Woman in grey suit on stage.

L.A. City Council member Nithya Raman spoke Tuesday at the Original Pantry Cafe downtown.

Inside Safe

Since late 2022, the city has spent more than $390 million on Inside Safe to clear 121 homeless encampments and place about 5,800 people into interim housing, according to the regional Los Angeles Homeless Services Authority, known as LAHSA.

About 25% of those people are currently living in permanent housing, according to LAHSA. About 30% of them reside in temporary shelters. About 40% have returned to homelessness.

According to a February report by Los Angeles’ city administrative officer, the average nightly cost of an Inside Safe motel room is about $225.81, or roughly $82,420 a year. That’s compared to $86.37 per night for other shelter options.

Bass defended the program but said it needs to bring down costs.
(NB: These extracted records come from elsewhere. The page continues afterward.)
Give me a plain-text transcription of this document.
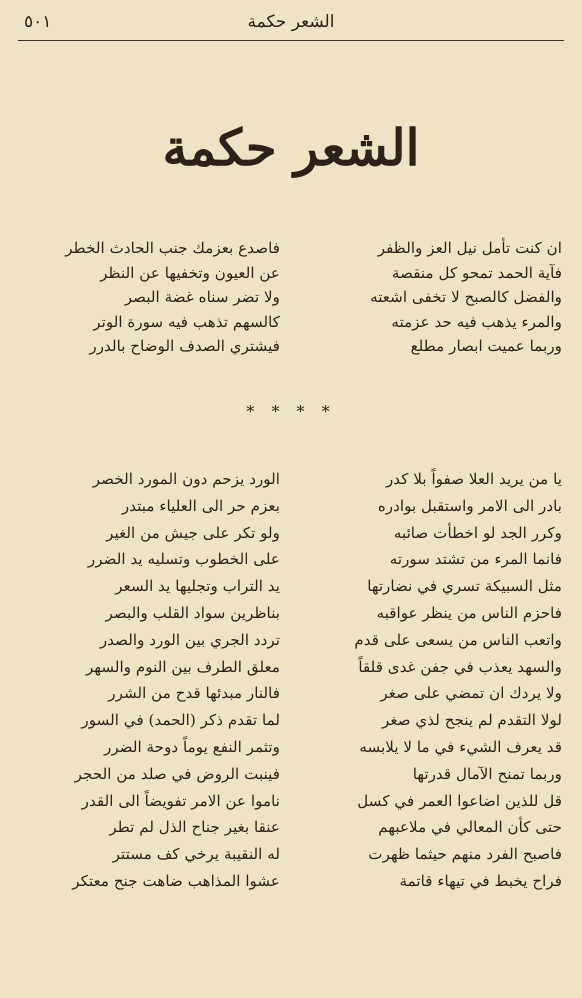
الشعر حكمة
٥٠١
الشعر حكمة
ان كنت تأمل نيل العز والظفر
فآية الحمد تمحو كل منقصة
والفضل كالصبح لا تخفى اشعته
والمرء يذهب فيه حد عزمته
وربما عميت ابصار مطلع
فاصدع بعزمك جنب الحادث الخطر
عن العيون وتخفيها عن النظر
ولا تضر سناه غضة البصر
كالسهم تذهب فيه سورة الوتر
فيشتري الصدف الوضاح بالدرر
* * * *
يا من يريد العلا صفواً بلا كدر
بادر الى الامر واستقبل بوادره
وكرر الجد لو اخطأت صائبه
فانما المرء من تشتد سورته
مثل السبيكة تسري في نضارتها
فاحزم الناس من ينظر عواقبه
واتعب الناس من يسعى على قدم
والسهد يعذب في جفن غدى قلقاً
ولا يردك ان تمضي على صغر
لولا التقدم لم ينجح لذي صغر
قد يعرف الشيء في ما لا يلابسه
وربما تمنح الآمال قدرتها
قل للذين اضاعوا العمر في كسل
حتى كأن المعالي في ملاعبهم
فاصبح الفرد منهم حيثما ظهرت
فراح يخبط في تيهاء قاتمة
الورد يزحم دون المورد الخصر
بعزم حر الى العلياء مبتدر
ولو تكر على جيش من الغير
على الخطوب وتسليه يد الضرر
يد التراب وتجليها يد السعر
بناظرين سواد القلب والبصر
تردد الجري بين الورد والصدر
معلق الطرف بين النوم والسهر
فالنار مبدئها قدح من الشرر
لما تقدم ذكر (الحمد) في السور
وتثمر النفع يوماً دوحة الضرر
فينبت الروض في صلد من الحجر
ناموا عن الامر تفويضاً الى القدر
عنقا بغير جناح الذل لم تطر
له النقيبة يرخي كف مستتر
عشوا المذاهب ضاهت جنح معتكر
She said she’s exploring the possibility of building and operating shelter sites on city-owned land to reduce leasing costs.

Raman said people are staying in temporary shelter for more than a year — comparing it to being left in an emergency room.

“I believe in encampment resolution,” she said. “What I don’t believe in is bringing people indoors and then just leaving them there with no support and no resources.”

Miller said he would try a different approach, tiny-home villages, but acknowledged that ending Inside Safe would take time.

“You can’t turn it off Day 1 because we’d have too many people that are back on the street,” he said.

The average construction cost of a tiny-home village is about $42,000 per unit, according to the nonprofit A-Mark Foundation.

Man in grey suit holds microphone in front of sign that says "cashier"

Adam Miller, CEO of homelessness nonprofit Better Angels, argues L.A. needs a political outsider to get the homelessness crisis under control.

Ending homelessness 

Each of the candidates expressed a desire to make big reductions in the city’s unhoused population over the next few years, and perhaps eliminate it entirely.

Bass pointed to a 17.5% reduction in street homelessness over two years and said her goal for a second term is to end unsheltered homelessness — meaning those living on the streets — not just manage it.

“There’s no reason for us to have street homelessness by the end of the next four years,” she said. “There just really isn’t.”

Raman said she shares that ambition. She had already pledged to reduce street homelessness by at least 50% before the 2028 Olympics and “eliminate long-term encampments.”

“I think we can end street homelessness in this city,” she said, “but we cannot just pay lip service to it.”

Miller’s campaign platform includes a goal to reduce street homelessness by 60% and reduce homeless encampments by 80%. Miller has not previously held an elected government office, but he argued the city needs fresh leadership more than it needs political experience.

“L.A. has lost hope,” he said. “We need to have the belief that this is a problem that can and should be solved.”

The primary is June 2. If no candidate receives more than 50% of the vote, the top two vote-getters will advance to face each other in a November runoff.